Advanced Mythology
come on,” Doug Constance said. “Half the people out there will have no idea what that means.”
    “Packhorse? Mule? Suitcase?” suggested Rollin Chisholm. “I’m throwing out ideas here—Office Entertainment System?”
    “Nope,” said Mann, tersely.
    “Smartpack?” Janine Martinez offered.
    “No way.”
    “Palm Pro?”
    “Too close to the competitors,” Paul Meier said. “Fingertip?”
    “Uh … nah.”
    “Encyclo-PDA?”
    “Y’know, every single agency in Chicago has come up with that one.”
    “Really?” said Peggy Gilmore, narrowing her eyes. “I thought that one was pretty clever.”
    “We really ought to try New York, too,” Lehmann said to Mann. Dorothy stiffened. Paul leaned over and put a hand over hers.
    Lehmann noticed the gesture and seemed genuinely abashed. “Sorry. We think out loud too much. Corporate culture.” He pointed a finger at his head pistol style, and pulled the imaginary trigger. “You know, no people skills.”
    “This thing doesn’t need a campaign behind it,” Paul said admiringly. “The thing writes its own ad copy. Just write down everything it can do.”
    “Use the list as wallpaper,” said Doug excitedly. “Transparent, over a photo, maybe the user’s hand and a train window in the background. It’d make a good and sticky ad—one that keeps your eyes on it for a long time.”
    “Yes,” Dorothy said, sketching the unit in Lehmann’s hands and filling in scribbles around it to indicate words. “Good.”
    “HE for Home Entertainment?” suggested Chisholm. “HE’s the one you want to take everywhere with you? Turn HE on, and HE’ll turn you on?”
    “No,” Paul said. “Male customers will think it sounds like they’re taking a guy on a date.”
    “Okay, SHE? Single Home Entertainment? Women are less sensitive about hanging with other women.”
    “PE?” added Parks. “Personal Entertainment?”
    “No,” Mann said. “PE sounds like gym class. It’s still going to be the Gadfly Mark One no matter what handle you hang on it.”

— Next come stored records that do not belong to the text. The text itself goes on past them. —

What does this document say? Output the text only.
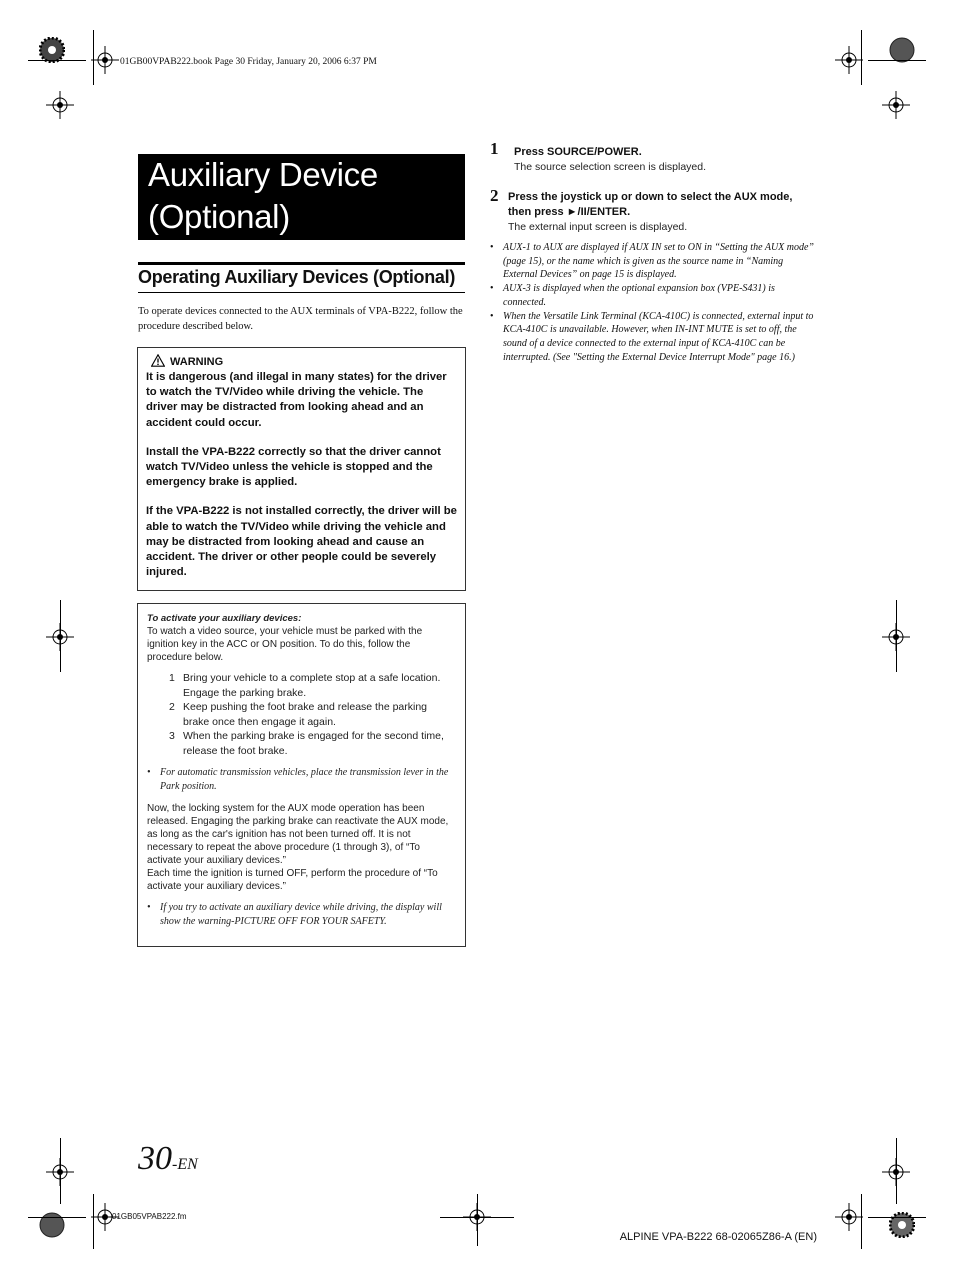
01GB00VPAB222.book Page 30 Friday, January 20, 2006 6:37 PM
Auxiliary Device
(Optional)
Operating Auxiliary Devices (Optional)
To operate devices connected to the AUX terminals of VPA-B222, follow the procedure described below.
WARNING
It is dangerous (and illegal in many states) for the driver to watch the TV/Video while driving the vehicle. The driver may be distracted from looking ahead and an accident could occur.
Install the VPA-B222 correctly so that the driver cannot watch TV/Video unless the vehicle is stopped and the emergency brake is applied.
If the VPA-B222 is not installed correctly, the driver will be able to watch the TV/Video while driving the vehicle and may be distracted from looking ahead and cause an accident. The driver or other people could be severely injured.
To activate your auxiliary devices:
To watch a video source, your vehicle must be parked with the ignition key in the ACC or ON position. To do this, follow the procedure below.
1 Bring your vehicle to a complete stop at a safe location. Engage the parking brake.
2 Keep pushing the foot brake and release the parking brake once then engage it again.
3 When the parking brake is engaged for the second time, release the foot brake.
• For automatic transmission vehicles, place the transmission lever in the Park position.
Now, the locking system for the AUX mode operation has been released. Engaging the parking brake can reactivate the AUX mode, as long as the car's ignition has not been turned off. It is not necessary to repeat the above procedure (1 through 3), of “To activate your auxiliary devices.”
Each time the ignition is turned OFF, perform the procedure of “To activate your auxiliary devices.”
• If you try to activate an auxiliary device while driving, the display will show the warning-PICTURE OFF FOR YOUR SAFETY.
1	Press SOURCE/POWER.
The source selection screen is displayed.
2 Press the joystick up or down to select the AUX mode, then press ►/II/ENTER.
The external input screen is displayed.
• AUX-1 to AUX are displayed if AUX IN set to ON in “Setting the AUX mode” (page 15), or the name which is given as the source name in “Naming External Devices” on page 15 is displayed.
• AUX-3 is displayed when the optional expansion box (VPE-S431) is connected.
• When the Versatile Link Terminal (KCA-410C) is connected, external input to KCA-410C is unavailable. However, when IN-INT MUTE is set to off, the sound of a device connected to the external input of KCA-410C can be interrupted. (See "Setting the External Device Interrupt Mode" page 16.)
30-EN
01GB05VPAB222.fm
ALPINE VPA-B222 68-02065Z86-A (EN)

    The Gadfly guys seemed nonplussed by the babble going on around them. They couldn’t be impressed, having heard initial pitches from a dozen companies. They listened as the staff threw out idea after idea, saying “no,” or simply shaking their heads.
    “Everyone will want one of these,” Constance said. “Can you think of one single person in the world who won’t want one? This will galvanize the industry. Gadfly could sell a million of these in the first week.”
    “But it needs the right approach,” Paul Meier said.
    “The right name,” said Mann.
    Keith sat watching Ms. Schick manipulate the Gadfly unit while the others argued over his head. He wasn’t the only copywriter that Dorothy had brought in, but she trusted him. She wanted him to succeed for her. He was grateful for the chance. He didn’t want to let her down.
    He couldn’t take his eyes off the device. The flat hinges allowed the PDA to be turned inside out and upside down, revealing more and more uses. An infinity of utility. He didn’t even notice Dorothy’s desperate eye, so intent was he on the device. It bent every which way, like someone folding a piece of paper.
    “Origami,” he said, dreamily.
    “How about the Pocket Secretary?” Chisholm proposed.
    “Too much like an infomercial,” said Lehmann.
    “The Office Box?” Constance offered.
    “What?” Mann asked. “What did you say?”
    The blond executive started. “The Office Box? I know it needs work.”
    “No, him, the bug-eyed one,” he said, pointing at Keith. “What did you say, son?”
    Keith grinned, embarrassed. “I said ‘origami.’ The Japanese art form. That’s what it reminds me of. They can take a piece of paper and fold it into anything you want. It just made me think of it, the way you can twist that around into so many different shapes. It can be about anything you want it to. Can’t it?”